結論テキスト
本願商標は、登録すべきものとする。
Trademark Appeal Case
本データベースは、特許庁の審決例をAIで解析・要約したものです。拒絶理由通知に対する意見書作成や、審判請求書等の作成時の参考としてお役立てください。
| 審判番号 | 不服2004−1864(T2004−1864/J1) |
|---|---|
| 審判種別 | 不服 |
| 結論 | 勝訴(請求認容) |
本願商標は、「TACS」の欧文字を標準文字で書してなり、第42類に属する願書記載の役務を指定役務として、平成14年6月21日に登録出願されたものである。
原査定において、本願の拒絶の理由に引用した登録第4006562号商標(以下「引用商標」という。)は、「TAC」の欧文字を横書きしてなり、平成4年9月30日登録出願、第42類に属する商標登録原簿記載の役務を指定役務として同9年6月6日に設定登録されたものである。
本願商標は、前記したとおり、「TACS」の欧文字を書してなるところ、該文字は、特定の語義を有しない造語と認められるものであるから、これよりは、一般に親しまれた英語読み風に「タックス」の称呼を生ずるものである。
他方、引用商標は、「TAC」の欧文字を書してなるところ、該文字は、特定の語義を有しない造語と認められるものであるから、これよりは、一般に親しまれた英語読み風に「タック」の称呼を生ずるものである。

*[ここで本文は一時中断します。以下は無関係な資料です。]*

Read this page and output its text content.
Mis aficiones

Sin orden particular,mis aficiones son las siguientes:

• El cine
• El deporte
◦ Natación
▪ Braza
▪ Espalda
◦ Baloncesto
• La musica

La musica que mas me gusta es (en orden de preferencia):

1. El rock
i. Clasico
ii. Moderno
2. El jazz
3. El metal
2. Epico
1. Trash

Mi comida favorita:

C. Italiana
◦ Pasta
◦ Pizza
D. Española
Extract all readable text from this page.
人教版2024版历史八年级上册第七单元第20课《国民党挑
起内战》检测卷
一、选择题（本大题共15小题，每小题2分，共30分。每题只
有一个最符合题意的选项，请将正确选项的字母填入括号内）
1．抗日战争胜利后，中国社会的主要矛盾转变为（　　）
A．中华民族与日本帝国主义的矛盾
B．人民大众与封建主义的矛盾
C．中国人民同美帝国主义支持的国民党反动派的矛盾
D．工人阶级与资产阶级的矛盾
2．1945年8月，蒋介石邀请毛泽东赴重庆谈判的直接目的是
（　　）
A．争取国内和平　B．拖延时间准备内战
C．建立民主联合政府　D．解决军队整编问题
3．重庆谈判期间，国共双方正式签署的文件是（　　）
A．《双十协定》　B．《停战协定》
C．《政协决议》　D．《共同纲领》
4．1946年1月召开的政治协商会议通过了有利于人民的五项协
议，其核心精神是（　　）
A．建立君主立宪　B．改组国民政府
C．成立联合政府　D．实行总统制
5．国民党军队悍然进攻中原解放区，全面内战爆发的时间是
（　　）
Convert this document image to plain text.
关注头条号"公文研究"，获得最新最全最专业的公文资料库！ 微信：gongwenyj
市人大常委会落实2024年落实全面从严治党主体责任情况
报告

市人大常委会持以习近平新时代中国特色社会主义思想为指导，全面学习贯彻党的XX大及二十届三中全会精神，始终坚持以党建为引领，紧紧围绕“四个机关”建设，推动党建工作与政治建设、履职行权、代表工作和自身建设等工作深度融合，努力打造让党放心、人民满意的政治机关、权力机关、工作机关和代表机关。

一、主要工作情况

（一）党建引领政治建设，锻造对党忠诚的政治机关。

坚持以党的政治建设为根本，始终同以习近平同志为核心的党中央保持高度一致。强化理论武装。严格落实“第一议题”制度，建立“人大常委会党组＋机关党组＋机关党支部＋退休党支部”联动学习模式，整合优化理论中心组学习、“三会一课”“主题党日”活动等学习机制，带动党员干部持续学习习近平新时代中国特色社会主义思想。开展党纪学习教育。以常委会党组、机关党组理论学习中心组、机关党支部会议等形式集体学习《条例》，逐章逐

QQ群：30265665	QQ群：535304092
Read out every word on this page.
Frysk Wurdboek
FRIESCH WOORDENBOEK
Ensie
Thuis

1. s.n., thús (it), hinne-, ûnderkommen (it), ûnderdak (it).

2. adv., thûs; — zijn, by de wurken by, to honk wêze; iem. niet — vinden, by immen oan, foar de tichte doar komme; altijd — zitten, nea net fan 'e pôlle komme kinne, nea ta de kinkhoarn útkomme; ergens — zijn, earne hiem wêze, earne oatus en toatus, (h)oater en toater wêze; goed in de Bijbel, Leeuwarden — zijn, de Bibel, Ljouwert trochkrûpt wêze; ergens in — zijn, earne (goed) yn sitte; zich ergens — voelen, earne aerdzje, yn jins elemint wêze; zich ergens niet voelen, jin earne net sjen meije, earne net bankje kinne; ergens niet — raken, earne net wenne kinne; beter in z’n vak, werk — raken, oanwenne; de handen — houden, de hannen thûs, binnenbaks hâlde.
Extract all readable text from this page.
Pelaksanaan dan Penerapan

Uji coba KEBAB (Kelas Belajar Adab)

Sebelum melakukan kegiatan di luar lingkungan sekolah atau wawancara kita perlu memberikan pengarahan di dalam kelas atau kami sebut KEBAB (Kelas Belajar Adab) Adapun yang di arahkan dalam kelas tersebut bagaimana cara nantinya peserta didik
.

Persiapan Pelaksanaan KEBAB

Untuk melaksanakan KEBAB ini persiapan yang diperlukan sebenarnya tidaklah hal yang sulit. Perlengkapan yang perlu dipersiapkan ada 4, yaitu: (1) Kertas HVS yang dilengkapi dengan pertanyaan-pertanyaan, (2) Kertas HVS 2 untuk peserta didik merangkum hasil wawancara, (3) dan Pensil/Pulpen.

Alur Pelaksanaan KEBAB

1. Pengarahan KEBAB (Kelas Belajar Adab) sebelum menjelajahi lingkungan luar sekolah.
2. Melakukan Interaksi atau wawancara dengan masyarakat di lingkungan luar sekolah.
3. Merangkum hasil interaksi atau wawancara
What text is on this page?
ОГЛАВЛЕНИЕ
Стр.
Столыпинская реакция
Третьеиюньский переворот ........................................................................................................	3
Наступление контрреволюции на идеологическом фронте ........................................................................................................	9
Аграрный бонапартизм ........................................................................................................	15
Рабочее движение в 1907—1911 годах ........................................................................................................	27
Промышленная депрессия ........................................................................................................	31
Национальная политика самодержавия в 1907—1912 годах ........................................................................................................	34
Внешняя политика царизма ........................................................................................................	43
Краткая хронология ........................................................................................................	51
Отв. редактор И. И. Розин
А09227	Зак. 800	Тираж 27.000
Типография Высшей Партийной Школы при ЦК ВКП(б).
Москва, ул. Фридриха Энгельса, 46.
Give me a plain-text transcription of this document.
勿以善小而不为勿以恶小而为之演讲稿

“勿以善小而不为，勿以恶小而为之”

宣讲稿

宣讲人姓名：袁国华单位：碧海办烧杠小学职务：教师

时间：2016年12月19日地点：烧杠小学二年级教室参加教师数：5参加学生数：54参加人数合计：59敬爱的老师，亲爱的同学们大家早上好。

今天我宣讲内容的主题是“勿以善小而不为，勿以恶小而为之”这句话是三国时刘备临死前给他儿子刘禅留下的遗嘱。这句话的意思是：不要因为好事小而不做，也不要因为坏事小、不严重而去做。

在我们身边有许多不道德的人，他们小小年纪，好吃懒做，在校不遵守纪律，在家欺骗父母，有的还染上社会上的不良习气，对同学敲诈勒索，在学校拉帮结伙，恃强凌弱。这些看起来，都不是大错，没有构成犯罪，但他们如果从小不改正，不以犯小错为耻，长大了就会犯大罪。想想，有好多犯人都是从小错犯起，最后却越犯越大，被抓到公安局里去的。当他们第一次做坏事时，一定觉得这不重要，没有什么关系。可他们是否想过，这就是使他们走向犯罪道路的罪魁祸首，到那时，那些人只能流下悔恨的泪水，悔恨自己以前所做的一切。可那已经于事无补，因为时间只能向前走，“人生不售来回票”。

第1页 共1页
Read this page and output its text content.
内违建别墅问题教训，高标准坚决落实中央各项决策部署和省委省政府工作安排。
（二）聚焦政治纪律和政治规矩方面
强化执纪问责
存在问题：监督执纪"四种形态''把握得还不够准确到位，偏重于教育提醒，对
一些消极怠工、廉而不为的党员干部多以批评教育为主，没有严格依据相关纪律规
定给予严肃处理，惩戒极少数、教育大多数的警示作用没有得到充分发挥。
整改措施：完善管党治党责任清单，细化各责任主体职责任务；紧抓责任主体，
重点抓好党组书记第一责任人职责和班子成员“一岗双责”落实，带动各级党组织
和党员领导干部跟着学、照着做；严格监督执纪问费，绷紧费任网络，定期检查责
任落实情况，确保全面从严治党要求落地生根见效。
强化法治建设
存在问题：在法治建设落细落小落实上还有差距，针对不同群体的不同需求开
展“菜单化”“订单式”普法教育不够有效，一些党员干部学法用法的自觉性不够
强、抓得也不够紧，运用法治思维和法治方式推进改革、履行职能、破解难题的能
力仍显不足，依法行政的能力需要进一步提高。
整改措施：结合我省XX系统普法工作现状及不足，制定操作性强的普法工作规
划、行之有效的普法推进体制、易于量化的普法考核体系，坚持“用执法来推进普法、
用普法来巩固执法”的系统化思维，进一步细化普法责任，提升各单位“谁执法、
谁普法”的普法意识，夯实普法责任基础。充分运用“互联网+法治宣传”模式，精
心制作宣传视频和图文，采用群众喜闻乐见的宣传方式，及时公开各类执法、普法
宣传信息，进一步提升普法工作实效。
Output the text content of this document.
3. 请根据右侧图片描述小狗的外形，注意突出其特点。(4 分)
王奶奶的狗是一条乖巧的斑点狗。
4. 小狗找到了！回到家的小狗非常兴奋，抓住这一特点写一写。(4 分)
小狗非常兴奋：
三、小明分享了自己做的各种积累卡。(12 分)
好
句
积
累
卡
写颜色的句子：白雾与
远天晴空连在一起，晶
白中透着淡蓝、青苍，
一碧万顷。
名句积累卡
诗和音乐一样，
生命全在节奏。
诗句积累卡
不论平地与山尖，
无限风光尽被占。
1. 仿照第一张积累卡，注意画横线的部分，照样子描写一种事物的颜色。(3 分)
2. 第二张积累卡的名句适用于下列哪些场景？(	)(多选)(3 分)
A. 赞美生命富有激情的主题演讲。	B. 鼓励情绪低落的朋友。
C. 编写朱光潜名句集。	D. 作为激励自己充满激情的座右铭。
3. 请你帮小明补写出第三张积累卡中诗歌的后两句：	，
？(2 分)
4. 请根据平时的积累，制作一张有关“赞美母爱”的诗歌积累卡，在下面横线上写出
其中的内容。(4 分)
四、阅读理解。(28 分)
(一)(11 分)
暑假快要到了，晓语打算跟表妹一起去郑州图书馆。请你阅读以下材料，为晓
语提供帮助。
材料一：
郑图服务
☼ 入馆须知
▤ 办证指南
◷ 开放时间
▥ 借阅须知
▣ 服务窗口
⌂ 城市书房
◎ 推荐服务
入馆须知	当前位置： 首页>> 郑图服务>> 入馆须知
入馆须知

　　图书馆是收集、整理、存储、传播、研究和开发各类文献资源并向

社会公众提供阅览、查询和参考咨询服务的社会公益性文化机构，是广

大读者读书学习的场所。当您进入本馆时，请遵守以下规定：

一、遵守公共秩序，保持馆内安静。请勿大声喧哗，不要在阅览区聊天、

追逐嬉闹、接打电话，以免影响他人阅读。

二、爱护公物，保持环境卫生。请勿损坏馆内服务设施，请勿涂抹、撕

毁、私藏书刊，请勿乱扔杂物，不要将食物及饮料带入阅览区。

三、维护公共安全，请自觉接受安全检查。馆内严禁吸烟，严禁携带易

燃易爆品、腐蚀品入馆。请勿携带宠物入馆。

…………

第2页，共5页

そこで、本願商標から生ずる「タックス」の称呼と引用商標から生ずる「タック」の称呼とを比較すると、この両称呼は、前者の末尾において「ス」の音の有無の差異を有し、他の音を共通にするものである。
しかして、両称呼は、前者は3音、後者は2音といずれも極めて短い音構成よりなるところ、たとえ前者の末尾音「ス」が比較的弱く発音される無声の摩擦音であるとしても、わずか3音の構成中に占める比重は大きなものがあり、結局、相違する「ス」の音の有無が両称呼に及ぼす影響は小さくはなく、両称呼は、それぞれを一連に称呼しても、全体の語調、語感が相異なり、互いに相紛れるおそれはないというのが相当である。
また、両商標は、前記の構成からみて、外観においては、明らかに区別し得るものであり、観念においても、いずれも造語と認められるから比較することができない。
してみれば、本願商標と引用商標とは、外観、称呼及び観念のいずれの点においても互いに相紛れるおそれのない非類似の商標ということができる。
したがって、本願商標が商標法第4条第1項第11号に該当するとした原査定は妥当ではなく、その理由をもって本願を拒絶することはできない。
その他、政令で定める期間内に本願について拒絶の理由を発見しない。
よって、結論のとおり審決する。